The Queen Square Multiple Sclerosis Centre (QSMSC) unites all the research and care in multiple sclerosis (MS) at University College London Hospital’s National Hospital for Neurology and Neurosurgery (NHNN) and the Institute of Neurology at University College London (UCL).

Activities range from laboratory research into the mechanisms causing MS and developing innovative therapies, through clinical research and trials on new medicines, to clinical services for MS patients.

For more information about the Centre and the latest research taking place, please click here.

How you can get involved…

If you are interested in taking part in our research please talk to your medical consultant about this at your next appointment.

They will know about research studies that are happening at UCLH or the QSMSC and also research studies that are happening locally that you might be able to participate in.

Click here to search current MS clinical trials at UCLH.


Latest research news from the Queen Square Multiple Sclerosis Centre

17 April 2015

Epilepsy drug may protect eyesight for people with MS

A UCLH-led clinical trial has found that a drug commonly taken to prevent seizures in epilepsy could also protect the eyesight and slow the accumulation of disability in people with multiple sclerosis.

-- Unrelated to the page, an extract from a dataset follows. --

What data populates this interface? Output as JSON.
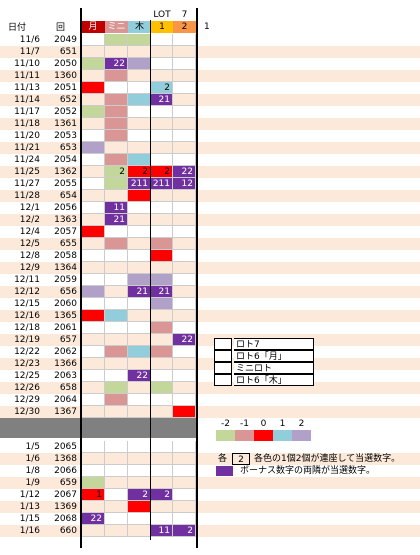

Researchers from the NHNN and the Royal Hallamshire Hospital in Sheffield recruited 86 people experiencing early symptoms of acute optic neuritis. The participants received the epilepsy drug phenytoin or a placebo for three months, to assess whether the drug could help to protect nerves from damage.

Optic neuritis causes the nerves carrying information between the eye to the brain to become damaged and inflamed. It can result in sudden total or partial blindness, foggy or blackened vision and pain and is commonly experienced in people with MS.

NHNN consultant Dr Raj Kapoor said: “About half of people with MS experience acute optic neuritis at some point in their life. These are promising results and if our findings our confirmed by larger studies, could lead to a new treatment that may prevent nerve damage. This could bring benefits both in optic neuritis to help protect sight, and elsewhere in the central nervous system to protect against the accumulation of disability in MS.”

Dr Kapoor's team used medical imaging technology to measure the thickness of the optic nerve at the beginning of the study and then six months later. They found on average that the group who took phenytoin had 30 per cent less damage to the nerve fibre layer compared to those who received the placebo. The vast majority of people fully recover from their first episode of optic neuritis and in this trial this was the case for people in both groups.

The trial was the result of 20 years of underpinning research to understand the cause of nerve damage in both optic neuritis and in MS, and to find ways that this could be improved. Phenytoin was identified as a drug which could prevent the degeneration of nerve cells in areas of inflammation throughout the nervous system.

The study was co-funded by the MS Society, the National Multiple Sclerosis Society, an unrestricted grant from Novartis, the National Institute for Health Research Clinical Research Network and University College London Hospitals Biomedical Research Centre.